Viendo partidos como éste uno se pregunta a qué vienen cierto equipos al Mundial. Tras siete partidos, Francia se va por donde vino sin haber dejado nada para el recuerdo. Ni siquiera la coartada de haberse quedado sin Tony Parker pocos días antes de comenzar el torneo justifica una actitud como la mostrada por un equipo superlativo en fuerza física y también en su desaprovechamiento. Ver esos cuerpos atléticos y elásticos desperdiciados por una mezcla de apatía, falta de cohesión y mínima inteligencia en el juego fue desesperante.
El colmo llegó en un partido difícil pero accesible para ellos, sobre todo si comparamos su rival griego con los otros tres semifinalistas, España, Argentina y EE UU. Sin hacer nada del otro jueves, Grecia dominó de cabo a rabo, andando, apretando lo justo en defensa. Vivió una plácida tarde, pues los franceses se despeñaron solitos. Porcentajes por debajo del 30%, errores infantiles, nulidad para encontrar alguna opción recomendable de juego, todo fue un auténtico desastre. Nada de lo que ocurría parecía ir con ellos. Ni un gesto, ni un arranque de genio, ni una mueca de desesperación. Tampoco el entrenador francés estuvo muy fino, al colocar de base a Boris Diaw, el único con categoría como para desatascar aquello, pero que anda lejos de asumir el rol de líder que dejó Parker.
GRECIA 73 - FRANCIA 56
Grecia: Hatzivrettas (5), Diamantidis (13), Kakiouzis (0), Fotsis (14), Papadopoulos (14); Spanoulis (11), Papaloukas (4), Tsartsaris (2), Schortsanitis (10) y Vassilopoulos (0).
Francia: Jeanneau (8), Gelabale (12), Diaw (9), F. Pietrus (6), Weis (2); Diarra (0), M. Pietrus (5), Turiaf (4), Gomis (3), Bokolo (7) y Foirest (0).
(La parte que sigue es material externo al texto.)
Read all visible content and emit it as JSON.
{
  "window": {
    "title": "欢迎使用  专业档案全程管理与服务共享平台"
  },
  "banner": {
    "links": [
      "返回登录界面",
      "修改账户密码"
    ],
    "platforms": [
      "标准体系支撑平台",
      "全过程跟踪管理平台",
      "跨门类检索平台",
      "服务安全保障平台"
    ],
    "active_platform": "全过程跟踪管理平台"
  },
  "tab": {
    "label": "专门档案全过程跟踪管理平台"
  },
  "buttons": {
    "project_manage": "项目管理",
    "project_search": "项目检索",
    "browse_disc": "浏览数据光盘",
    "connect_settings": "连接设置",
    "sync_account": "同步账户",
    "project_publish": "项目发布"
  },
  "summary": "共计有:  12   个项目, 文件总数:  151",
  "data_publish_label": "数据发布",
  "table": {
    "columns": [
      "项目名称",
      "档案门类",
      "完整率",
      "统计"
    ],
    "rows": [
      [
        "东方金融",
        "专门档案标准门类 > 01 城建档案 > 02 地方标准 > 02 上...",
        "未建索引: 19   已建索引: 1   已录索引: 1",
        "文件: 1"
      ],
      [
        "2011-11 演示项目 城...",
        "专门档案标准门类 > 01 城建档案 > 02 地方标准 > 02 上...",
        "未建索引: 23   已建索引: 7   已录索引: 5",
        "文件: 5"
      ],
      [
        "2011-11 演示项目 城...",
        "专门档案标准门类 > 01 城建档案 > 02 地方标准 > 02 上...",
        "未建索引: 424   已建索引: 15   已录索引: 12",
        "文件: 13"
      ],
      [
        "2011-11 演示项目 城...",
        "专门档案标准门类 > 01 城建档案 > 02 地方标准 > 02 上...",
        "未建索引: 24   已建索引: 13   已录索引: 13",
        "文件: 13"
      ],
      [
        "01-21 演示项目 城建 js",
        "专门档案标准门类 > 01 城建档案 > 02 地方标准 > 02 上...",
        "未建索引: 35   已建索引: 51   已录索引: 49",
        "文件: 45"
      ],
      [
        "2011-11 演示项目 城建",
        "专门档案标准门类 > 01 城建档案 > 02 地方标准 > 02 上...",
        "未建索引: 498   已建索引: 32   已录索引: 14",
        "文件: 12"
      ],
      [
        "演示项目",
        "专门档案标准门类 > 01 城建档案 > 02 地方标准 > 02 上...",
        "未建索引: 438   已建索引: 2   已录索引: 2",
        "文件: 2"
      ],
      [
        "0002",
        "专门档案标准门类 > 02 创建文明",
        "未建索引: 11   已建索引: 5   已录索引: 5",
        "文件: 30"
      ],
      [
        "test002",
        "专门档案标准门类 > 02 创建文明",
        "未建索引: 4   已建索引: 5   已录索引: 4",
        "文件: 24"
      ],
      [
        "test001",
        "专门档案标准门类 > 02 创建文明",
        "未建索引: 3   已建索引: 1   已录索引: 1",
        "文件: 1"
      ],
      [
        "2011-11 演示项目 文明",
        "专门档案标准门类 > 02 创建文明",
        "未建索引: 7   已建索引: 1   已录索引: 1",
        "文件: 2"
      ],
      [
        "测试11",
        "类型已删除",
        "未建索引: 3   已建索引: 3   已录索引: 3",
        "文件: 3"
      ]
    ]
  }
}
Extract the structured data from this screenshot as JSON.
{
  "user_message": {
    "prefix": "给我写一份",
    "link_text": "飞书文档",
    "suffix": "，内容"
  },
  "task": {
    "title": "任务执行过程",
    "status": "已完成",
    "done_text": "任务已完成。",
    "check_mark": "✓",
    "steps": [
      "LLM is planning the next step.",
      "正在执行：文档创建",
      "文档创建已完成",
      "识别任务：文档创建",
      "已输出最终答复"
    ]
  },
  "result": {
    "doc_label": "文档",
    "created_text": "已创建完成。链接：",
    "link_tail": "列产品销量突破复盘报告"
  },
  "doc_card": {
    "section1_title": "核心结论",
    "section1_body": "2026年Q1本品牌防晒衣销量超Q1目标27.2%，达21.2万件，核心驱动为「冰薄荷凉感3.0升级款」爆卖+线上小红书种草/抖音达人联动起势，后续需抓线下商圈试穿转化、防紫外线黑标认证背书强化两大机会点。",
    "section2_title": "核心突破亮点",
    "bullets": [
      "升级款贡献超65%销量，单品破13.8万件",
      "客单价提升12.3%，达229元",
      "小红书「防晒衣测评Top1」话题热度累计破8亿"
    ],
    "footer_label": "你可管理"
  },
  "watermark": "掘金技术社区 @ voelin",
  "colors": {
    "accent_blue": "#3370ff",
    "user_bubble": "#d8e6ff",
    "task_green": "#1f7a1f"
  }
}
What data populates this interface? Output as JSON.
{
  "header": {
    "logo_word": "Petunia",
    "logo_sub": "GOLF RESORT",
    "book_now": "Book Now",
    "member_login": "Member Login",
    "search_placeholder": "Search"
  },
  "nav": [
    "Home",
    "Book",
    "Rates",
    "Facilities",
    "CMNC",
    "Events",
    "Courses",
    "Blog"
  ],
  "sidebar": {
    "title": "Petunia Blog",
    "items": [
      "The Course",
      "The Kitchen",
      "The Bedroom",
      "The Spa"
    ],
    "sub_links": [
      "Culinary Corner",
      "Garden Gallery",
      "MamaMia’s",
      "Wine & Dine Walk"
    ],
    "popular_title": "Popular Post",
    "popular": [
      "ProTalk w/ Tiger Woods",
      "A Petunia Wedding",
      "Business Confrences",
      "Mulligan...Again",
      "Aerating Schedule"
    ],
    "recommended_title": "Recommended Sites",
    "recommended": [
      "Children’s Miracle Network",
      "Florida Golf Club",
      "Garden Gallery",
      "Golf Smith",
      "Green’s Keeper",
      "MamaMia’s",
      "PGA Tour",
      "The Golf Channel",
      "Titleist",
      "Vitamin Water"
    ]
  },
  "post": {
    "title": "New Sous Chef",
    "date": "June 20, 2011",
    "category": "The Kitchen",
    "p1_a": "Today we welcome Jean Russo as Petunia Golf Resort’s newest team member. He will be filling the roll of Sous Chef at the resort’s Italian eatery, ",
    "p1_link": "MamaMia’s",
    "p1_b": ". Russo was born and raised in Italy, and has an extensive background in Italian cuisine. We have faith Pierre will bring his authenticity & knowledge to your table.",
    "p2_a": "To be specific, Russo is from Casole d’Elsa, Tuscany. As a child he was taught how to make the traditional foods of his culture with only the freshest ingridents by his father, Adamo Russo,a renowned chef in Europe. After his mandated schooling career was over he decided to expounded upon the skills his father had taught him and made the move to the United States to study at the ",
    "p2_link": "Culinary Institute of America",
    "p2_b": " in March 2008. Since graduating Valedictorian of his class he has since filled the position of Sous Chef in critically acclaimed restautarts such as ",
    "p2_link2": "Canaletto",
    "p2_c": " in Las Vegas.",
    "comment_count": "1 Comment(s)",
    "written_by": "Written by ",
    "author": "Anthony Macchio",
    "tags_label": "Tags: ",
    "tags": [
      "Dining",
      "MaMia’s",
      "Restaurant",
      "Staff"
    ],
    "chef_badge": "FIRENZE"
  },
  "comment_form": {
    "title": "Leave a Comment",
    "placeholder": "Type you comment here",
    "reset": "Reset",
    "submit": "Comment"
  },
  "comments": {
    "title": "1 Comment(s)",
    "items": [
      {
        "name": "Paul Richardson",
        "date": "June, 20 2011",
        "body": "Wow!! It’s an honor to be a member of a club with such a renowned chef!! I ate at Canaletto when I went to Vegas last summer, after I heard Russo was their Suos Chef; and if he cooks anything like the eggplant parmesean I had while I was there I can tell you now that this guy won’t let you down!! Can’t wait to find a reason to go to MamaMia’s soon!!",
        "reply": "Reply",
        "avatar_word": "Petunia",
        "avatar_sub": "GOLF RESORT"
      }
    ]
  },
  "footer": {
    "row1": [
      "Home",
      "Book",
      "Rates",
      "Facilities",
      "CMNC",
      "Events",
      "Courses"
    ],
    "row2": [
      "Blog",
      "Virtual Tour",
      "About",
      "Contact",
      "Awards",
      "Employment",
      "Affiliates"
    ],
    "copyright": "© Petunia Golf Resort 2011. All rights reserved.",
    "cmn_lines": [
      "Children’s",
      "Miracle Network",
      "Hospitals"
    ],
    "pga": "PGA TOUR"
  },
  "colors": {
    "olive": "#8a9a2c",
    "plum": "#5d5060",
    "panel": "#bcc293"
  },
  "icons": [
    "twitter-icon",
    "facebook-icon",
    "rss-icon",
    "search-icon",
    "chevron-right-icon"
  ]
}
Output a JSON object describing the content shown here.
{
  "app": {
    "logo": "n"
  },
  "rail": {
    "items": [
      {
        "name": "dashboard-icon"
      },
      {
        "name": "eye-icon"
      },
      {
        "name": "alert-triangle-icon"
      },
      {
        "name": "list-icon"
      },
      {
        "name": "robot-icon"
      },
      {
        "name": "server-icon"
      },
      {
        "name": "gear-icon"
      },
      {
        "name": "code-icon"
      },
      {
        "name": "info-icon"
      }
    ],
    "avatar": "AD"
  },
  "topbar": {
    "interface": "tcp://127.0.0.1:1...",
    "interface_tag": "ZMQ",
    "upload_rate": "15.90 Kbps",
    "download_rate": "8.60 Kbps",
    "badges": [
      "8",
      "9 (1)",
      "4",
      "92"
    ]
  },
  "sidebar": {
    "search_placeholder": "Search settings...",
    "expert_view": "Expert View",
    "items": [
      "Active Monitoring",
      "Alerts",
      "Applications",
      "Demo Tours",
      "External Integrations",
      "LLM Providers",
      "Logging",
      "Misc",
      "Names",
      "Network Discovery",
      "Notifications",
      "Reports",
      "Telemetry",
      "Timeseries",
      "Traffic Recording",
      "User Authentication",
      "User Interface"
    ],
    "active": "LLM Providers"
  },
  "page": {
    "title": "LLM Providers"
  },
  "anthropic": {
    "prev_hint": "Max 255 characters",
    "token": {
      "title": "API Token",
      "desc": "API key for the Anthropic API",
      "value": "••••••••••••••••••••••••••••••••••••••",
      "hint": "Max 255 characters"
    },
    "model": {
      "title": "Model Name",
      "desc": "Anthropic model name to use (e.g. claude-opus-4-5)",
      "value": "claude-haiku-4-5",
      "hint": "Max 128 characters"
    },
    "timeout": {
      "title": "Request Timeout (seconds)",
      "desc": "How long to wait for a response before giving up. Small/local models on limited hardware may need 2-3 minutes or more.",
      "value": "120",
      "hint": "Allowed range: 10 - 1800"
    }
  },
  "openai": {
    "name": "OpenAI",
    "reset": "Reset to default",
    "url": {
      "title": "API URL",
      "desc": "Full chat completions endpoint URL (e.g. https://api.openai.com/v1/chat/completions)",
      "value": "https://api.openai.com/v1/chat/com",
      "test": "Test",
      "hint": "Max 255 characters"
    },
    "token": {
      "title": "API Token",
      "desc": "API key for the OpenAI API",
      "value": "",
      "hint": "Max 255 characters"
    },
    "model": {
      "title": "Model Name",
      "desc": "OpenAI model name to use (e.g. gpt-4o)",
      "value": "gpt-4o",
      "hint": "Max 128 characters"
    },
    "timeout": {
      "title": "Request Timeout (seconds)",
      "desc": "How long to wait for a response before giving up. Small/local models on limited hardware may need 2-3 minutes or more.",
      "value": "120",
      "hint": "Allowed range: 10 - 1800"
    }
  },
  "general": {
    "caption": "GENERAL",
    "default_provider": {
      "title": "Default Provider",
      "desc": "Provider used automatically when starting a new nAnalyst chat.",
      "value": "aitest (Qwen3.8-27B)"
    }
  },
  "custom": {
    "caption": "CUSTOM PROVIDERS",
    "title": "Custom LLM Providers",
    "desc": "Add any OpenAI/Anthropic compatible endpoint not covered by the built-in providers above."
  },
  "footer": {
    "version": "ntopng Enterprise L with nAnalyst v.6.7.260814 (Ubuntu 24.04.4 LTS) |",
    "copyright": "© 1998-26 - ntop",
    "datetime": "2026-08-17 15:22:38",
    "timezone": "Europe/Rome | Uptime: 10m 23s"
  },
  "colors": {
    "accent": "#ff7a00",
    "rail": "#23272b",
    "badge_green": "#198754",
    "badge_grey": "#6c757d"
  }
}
Árbitros: Facchini (Ita.), Vázquez (Pu.) y Aylen (Aus.).
Unos 12.000 espectadores.
1º CUARTO 12-8
2º CUARTO 22-16
3º CUARTO 19-19
4º CUARTO 20-13
De Grecia, poco que decir. Trabajó lo justo, buscó a Papadopoulos, su pívot titular, un jugador con un estilo tosco pero que si te dejas llevar por su aspecto de descargador de muelle en el puerto de Atenas te va a hacer un roto. De hecho a los saltarines franceses les enseñó que a veces, el baloncesto no es salto de altura. Y con poco más de eso llegó Grecia a la semifinal de un Mundial.